Herein find a letter (too long to print) in response to Steve Ford's March 22 column
"Scoopers, coveting the swamps," pointing out how PCS Phosphate would have to mitigate any effects its mining would have on North Carolina
At long last, The N&O has put its environmental advocacy on the Editorial Page where it belongs (“Scoopers, coveting the swamps,” Steve Ford column, March 22).
Ford employed the typical rhetoric about PCS Phosphate “ripping up another large chunk” of wetlands and said that the 3,900 acres of wetlands and 4.8 miles of streams impacted would entail the largest permitted destruction in state history.
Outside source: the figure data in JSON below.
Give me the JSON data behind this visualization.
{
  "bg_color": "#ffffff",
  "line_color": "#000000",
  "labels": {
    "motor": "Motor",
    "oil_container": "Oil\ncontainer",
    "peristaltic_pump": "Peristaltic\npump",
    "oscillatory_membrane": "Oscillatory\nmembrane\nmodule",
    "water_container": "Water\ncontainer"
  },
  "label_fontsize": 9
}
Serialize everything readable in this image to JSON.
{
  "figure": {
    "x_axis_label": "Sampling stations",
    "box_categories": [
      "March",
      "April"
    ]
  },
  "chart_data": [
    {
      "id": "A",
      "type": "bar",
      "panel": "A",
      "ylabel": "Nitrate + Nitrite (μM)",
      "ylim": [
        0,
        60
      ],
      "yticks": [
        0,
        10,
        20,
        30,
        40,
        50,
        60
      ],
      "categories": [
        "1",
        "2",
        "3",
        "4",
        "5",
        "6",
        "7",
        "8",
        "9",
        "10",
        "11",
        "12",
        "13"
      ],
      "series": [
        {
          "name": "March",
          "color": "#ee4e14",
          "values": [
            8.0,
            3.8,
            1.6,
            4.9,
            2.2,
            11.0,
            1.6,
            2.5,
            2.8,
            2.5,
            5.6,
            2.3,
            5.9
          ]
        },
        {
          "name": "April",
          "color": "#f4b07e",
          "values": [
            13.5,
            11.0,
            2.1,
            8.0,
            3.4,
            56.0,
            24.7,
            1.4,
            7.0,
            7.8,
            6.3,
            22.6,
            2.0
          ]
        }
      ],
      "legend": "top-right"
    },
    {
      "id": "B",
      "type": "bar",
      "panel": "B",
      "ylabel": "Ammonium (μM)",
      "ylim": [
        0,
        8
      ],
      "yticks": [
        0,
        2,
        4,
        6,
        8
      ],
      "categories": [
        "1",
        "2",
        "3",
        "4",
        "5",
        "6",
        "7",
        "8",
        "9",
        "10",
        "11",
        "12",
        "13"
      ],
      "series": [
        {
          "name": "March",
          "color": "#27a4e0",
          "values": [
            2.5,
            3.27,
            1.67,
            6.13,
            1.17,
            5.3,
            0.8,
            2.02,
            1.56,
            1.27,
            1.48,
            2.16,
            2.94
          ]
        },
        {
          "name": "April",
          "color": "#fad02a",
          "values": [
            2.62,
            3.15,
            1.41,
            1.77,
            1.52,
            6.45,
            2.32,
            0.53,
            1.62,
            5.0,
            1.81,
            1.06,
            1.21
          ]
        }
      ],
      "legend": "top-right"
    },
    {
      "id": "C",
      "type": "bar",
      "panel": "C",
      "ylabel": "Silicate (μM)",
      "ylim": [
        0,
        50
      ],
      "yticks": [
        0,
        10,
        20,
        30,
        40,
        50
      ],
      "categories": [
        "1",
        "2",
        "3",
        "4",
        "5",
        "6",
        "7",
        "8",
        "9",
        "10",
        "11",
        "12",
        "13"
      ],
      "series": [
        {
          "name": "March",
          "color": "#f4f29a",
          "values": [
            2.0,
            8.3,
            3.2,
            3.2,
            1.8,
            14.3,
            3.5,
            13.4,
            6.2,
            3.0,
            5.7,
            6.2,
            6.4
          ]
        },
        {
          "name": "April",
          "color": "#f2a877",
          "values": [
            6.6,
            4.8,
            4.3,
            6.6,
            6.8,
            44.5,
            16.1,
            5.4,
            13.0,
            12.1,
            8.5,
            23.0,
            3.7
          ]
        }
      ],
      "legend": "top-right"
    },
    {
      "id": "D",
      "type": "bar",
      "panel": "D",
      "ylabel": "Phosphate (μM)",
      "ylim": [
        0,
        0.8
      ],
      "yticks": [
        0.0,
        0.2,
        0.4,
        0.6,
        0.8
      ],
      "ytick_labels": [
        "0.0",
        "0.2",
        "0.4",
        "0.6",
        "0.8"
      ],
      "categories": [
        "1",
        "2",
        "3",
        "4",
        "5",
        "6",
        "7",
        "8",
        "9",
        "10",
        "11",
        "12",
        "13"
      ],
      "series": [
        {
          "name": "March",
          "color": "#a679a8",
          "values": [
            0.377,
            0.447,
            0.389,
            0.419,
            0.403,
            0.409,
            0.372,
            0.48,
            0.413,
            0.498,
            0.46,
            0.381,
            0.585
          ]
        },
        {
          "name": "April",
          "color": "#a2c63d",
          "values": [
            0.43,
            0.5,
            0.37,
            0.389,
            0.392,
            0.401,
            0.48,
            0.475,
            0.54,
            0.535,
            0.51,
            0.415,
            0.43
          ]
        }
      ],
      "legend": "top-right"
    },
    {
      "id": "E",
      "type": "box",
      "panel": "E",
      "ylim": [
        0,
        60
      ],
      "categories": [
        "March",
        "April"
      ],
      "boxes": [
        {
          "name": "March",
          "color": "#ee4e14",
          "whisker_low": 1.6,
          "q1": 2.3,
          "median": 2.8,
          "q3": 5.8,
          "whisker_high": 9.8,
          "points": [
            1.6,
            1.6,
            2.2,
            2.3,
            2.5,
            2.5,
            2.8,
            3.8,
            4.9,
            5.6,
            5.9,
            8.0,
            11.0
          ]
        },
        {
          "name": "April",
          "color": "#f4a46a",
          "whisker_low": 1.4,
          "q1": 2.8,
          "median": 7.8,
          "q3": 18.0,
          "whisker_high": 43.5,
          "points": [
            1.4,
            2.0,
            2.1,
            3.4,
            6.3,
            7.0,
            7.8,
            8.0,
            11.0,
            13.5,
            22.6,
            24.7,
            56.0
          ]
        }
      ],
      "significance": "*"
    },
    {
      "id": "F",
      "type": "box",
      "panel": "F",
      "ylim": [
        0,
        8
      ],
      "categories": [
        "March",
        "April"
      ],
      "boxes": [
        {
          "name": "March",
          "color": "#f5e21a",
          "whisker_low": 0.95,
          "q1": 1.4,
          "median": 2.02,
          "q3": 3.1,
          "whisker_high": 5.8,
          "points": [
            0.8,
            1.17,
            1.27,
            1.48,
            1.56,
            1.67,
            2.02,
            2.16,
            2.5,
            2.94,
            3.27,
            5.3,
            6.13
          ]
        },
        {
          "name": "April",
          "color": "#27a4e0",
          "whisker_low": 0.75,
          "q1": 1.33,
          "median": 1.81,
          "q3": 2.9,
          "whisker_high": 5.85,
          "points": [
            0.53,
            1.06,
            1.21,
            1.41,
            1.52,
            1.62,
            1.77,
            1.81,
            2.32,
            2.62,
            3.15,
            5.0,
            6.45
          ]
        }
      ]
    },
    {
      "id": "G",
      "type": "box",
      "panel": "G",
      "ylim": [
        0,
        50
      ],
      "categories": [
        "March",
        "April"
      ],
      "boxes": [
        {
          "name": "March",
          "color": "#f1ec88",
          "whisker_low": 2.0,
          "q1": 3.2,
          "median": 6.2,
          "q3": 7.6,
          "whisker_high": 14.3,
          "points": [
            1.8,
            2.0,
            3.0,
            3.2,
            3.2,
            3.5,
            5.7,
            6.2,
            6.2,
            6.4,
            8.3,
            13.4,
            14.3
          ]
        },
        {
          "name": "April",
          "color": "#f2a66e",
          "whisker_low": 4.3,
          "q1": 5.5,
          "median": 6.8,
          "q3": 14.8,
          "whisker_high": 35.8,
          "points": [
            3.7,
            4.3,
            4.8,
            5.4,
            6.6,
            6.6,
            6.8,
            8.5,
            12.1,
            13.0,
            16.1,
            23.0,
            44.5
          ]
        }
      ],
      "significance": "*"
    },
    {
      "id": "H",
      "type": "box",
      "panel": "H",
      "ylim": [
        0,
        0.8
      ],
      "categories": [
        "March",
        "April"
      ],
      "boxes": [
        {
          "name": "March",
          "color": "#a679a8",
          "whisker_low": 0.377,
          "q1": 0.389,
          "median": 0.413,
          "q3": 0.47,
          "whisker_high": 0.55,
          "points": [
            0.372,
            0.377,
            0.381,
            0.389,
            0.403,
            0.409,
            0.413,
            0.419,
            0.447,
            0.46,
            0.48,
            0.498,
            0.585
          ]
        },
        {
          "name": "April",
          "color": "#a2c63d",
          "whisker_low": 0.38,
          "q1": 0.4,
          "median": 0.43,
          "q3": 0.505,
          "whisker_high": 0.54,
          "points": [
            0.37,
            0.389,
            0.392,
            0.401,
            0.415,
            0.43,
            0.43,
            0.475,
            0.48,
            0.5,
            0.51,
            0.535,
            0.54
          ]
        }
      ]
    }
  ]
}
Any mention of the mitigation required by state and federal agencies has been dismissed out of hand as inconsequential, or, for Ford, sarcastically denigrated.
While your “news” stories and Ford’s column pay lip service to the economic benefits our state receives from Beaufort County’s largest employer, the implication remains that now is the time to draw a line in the sand (or swamp) and tell industry that jobs aren’t worth the environmental destruction.
The N&O has been irresponsible in not providing a better context for wetland impacts and the regulatory process. PCS agreed to agency requests for a “life-of-mine” permit application that covers 35 years of operations, rather than the shorter term permits for lesser impacts as acquired in the past. This agreement results in the appearance of unprecedented impacts, but such is not the case.
In its seven-year plan for 2004-2010, the N.C. DOT projected its impacts at over 5,300 acres of wetlands and 169 miles of streams, but since most road projects get separate permits the impacts don’t appear that big. If the restoration required for permitted impacts is worthy of Ford’s derision, why does the state spend tens of millions of dollars every year mitigating DOT impacts through the Ecosystem Enhancement Program?
It should also be noted that most of Beaufort County and a goodly portion of all Eastern North Carolina would meet the jurisdictional criteria for regulated resources had they not been ditched and drained for 300 years. The trees may look big now, but much of the forest is pine monoculture on bedded land.
Compensatory mitigation for permitted impacts is typically required at a 2:1 ratio, so twice as many historically degraded wetlands and streams will be returned to more natural conditions. When looking at the PCS mine we should be pleased that thousands of acres of historically degraded resources will be improved and restored at no cost to the taxpayer, and family incomes and the local tax base will be secure for many years to come.